Captain of TransAsia Flight 235 shut off working engine
 
Yikes.
_______________________________
Captain of TransAsia Flight 235 shut off working engine after other failed: Report
(CNN)

"Wow, pulled back the wrong side throttle."

These are the words of the captain of TransAsia Airways Flight GE235, eight seconds before the plane clipped a bridge and plunged into a Taiwanese river mere minutes after takeoff, killing 43 people on board.

The latest report by Taiwan's Aviation Safety Council into the February crash confirms that the captain of the ATR 72-600 turboprop aircraft mistakenly switched off the plane's working engine after the other lost power.

The plane is designed to be able to be flown on one engine.

The report also showed that the captain had failed simulator training less than a year earlier, partly because he had demonstrated a lack of knowledge of how to respond to engine flameout at takeoff.

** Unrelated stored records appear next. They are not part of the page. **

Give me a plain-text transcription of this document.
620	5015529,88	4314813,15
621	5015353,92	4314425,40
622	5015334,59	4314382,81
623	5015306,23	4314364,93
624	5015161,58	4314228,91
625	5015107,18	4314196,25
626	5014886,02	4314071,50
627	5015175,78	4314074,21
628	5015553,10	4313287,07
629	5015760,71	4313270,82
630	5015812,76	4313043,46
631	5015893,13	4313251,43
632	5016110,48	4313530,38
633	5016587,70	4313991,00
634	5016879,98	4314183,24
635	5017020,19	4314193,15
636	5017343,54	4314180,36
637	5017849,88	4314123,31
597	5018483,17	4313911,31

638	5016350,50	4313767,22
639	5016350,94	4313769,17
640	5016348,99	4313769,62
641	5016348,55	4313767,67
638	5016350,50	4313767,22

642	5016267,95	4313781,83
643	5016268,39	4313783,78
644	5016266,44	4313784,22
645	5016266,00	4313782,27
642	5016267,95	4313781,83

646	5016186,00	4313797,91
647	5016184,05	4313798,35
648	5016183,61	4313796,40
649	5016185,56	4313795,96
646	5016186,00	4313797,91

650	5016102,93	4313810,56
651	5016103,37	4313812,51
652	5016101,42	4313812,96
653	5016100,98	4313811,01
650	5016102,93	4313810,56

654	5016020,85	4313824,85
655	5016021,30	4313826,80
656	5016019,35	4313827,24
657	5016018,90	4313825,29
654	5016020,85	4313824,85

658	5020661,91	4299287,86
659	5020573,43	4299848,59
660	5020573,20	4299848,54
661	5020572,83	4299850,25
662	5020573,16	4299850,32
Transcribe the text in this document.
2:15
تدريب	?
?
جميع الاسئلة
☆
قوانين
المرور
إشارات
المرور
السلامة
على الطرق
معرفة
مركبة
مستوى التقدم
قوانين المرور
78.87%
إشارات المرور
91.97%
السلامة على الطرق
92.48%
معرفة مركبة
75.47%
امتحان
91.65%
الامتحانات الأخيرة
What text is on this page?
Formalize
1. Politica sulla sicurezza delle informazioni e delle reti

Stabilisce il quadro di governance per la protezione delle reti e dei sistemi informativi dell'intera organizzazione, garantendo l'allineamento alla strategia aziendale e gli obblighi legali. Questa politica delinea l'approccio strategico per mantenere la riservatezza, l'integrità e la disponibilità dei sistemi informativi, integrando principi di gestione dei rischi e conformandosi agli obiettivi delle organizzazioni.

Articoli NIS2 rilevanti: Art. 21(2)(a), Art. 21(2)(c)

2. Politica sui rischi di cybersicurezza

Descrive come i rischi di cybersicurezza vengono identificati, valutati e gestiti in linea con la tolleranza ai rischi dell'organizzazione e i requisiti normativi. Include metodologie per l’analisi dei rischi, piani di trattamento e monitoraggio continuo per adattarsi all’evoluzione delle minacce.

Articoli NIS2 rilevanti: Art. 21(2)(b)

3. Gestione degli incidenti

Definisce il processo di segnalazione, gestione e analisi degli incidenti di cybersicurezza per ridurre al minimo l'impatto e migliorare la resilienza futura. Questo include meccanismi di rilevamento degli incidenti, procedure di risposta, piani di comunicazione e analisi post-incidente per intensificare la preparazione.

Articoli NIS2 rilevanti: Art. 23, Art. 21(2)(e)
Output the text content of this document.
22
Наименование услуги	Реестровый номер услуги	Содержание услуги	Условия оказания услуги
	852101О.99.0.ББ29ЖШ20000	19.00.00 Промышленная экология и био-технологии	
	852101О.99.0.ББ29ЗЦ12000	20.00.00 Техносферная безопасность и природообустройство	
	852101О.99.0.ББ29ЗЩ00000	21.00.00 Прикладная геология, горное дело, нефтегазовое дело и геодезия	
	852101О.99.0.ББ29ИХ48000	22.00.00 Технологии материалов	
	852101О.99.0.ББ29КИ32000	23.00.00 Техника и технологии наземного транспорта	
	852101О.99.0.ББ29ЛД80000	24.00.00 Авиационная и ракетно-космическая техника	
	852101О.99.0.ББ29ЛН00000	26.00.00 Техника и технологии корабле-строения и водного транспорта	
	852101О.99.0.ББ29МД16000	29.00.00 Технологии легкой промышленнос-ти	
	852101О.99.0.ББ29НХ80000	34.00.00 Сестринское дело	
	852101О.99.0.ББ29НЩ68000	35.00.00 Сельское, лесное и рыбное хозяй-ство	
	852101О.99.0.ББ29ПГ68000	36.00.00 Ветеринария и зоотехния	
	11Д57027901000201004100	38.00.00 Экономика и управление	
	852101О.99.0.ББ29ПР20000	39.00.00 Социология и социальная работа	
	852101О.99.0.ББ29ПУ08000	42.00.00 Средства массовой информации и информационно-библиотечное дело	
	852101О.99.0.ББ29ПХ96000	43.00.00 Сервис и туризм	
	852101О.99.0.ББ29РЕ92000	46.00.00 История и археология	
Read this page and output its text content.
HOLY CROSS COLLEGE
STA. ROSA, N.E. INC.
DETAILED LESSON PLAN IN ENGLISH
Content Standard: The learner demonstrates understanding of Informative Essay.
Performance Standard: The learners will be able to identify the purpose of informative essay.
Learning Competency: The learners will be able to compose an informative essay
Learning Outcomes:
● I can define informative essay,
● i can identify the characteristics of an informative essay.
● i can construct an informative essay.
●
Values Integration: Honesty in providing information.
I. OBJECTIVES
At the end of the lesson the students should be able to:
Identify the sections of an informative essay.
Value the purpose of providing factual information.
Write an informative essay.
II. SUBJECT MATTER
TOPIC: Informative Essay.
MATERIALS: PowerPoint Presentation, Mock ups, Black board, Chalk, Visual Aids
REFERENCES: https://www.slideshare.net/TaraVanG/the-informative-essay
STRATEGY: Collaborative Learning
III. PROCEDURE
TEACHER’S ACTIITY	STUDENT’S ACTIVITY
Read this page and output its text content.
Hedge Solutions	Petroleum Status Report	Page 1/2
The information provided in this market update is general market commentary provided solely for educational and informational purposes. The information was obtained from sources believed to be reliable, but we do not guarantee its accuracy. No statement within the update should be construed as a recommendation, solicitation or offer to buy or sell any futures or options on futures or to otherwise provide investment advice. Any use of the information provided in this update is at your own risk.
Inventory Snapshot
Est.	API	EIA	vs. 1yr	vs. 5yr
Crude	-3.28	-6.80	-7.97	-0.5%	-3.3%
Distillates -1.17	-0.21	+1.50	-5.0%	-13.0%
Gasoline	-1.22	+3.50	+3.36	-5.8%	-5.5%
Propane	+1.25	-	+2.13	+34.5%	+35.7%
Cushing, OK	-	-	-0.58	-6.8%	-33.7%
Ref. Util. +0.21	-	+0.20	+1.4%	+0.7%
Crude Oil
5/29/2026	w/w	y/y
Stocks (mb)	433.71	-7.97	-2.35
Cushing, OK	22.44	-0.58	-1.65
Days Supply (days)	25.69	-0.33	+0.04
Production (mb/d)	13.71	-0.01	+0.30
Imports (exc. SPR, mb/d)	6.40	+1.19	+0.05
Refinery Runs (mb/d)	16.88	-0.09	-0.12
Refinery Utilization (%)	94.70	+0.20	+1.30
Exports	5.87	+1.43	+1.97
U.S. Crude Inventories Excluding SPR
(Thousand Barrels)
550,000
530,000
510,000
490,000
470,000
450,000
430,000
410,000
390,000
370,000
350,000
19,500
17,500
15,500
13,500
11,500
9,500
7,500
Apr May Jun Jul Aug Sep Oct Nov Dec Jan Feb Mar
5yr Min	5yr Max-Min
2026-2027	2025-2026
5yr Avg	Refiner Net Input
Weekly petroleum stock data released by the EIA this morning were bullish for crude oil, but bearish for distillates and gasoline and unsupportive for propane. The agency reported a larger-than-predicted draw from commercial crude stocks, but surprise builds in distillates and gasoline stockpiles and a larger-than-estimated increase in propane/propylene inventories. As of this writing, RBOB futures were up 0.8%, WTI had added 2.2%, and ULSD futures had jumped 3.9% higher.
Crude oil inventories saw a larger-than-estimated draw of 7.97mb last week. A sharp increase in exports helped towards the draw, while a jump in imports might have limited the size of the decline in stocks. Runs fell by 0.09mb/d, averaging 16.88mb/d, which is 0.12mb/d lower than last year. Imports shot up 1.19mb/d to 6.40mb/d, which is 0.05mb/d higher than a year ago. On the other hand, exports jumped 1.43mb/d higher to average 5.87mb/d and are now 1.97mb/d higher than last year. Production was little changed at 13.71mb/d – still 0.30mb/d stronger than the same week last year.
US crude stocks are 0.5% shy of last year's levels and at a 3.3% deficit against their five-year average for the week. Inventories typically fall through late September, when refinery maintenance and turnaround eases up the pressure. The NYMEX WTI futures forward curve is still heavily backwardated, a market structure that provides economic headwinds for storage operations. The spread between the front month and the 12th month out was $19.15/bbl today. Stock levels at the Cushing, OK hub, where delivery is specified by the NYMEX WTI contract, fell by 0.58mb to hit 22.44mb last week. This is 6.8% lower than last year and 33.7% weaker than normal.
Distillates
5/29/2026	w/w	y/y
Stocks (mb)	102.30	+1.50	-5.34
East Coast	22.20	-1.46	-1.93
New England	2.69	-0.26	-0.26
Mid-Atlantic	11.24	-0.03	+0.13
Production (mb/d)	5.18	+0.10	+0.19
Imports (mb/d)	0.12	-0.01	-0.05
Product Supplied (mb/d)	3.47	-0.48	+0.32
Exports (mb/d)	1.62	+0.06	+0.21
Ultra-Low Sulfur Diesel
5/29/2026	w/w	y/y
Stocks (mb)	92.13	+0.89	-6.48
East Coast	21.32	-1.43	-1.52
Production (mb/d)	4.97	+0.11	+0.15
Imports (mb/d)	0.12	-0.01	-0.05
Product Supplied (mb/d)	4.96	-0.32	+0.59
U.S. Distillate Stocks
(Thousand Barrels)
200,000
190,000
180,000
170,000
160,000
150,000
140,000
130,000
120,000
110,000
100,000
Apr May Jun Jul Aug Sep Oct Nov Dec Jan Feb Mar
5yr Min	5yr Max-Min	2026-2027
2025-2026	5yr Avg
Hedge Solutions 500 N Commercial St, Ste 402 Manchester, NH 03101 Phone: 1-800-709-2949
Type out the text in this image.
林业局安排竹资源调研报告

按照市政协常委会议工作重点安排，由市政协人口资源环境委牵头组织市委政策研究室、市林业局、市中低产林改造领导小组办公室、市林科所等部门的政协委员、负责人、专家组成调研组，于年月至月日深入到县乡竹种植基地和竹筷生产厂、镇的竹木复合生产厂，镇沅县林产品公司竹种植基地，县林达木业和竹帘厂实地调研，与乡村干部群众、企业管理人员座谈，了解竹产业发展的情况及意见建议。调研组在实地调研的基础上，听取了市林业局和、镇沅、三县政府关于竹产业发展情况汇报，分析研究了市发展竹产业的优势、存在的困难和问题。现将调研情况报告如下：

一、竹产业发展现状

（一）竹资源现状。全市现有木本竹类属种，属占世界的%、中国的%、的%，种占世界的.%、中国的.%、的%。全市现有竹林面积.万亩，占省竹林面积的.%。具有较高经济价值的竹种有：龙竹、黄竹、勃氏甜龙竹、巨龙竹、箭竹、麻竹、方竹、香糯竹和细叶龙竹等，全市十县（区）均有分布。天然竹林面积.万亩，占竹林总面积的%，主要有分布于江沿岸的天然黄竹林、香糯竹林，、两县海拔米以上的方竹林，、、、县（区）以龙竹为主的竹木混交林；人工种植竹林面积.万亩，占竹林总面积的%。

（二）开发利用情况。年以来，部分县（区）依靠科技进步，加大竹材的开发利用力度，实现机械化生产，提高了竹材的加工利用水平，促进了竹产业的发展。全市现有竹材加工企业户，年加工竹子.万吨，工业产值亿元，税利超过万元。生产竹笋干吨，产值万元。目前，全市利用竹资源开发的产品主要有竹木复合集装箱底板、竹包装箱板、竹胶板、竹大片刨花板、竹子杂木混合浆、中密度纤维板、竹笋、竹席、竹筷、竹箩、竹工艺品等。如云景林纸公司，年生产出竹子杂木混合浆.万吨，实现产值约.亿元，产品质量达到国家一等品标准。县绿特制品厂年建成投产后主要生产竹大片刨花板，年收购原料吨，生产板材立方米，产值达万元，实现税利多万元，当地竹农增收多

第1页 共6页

The aircraft, which was less than a year old, flew perilously between buildings and clipped a bridge and a taxi before crashing into the shallow Keelung River in Taiwan's capital, Taipei.

Fifteen of the 58 people on board the flight, all mainland Chinese or from Taiwan, survived.

The plane's entire cockpit crew was killed in the crash, authorities said.

Engine flameout

The findings come in the Aviation Safety Council's Factual Data Collection Group Report, a presentation of facts found in investigating the crash.

The report draws no conclusions and makes no recommendations, and a final report is to follow in April 2016.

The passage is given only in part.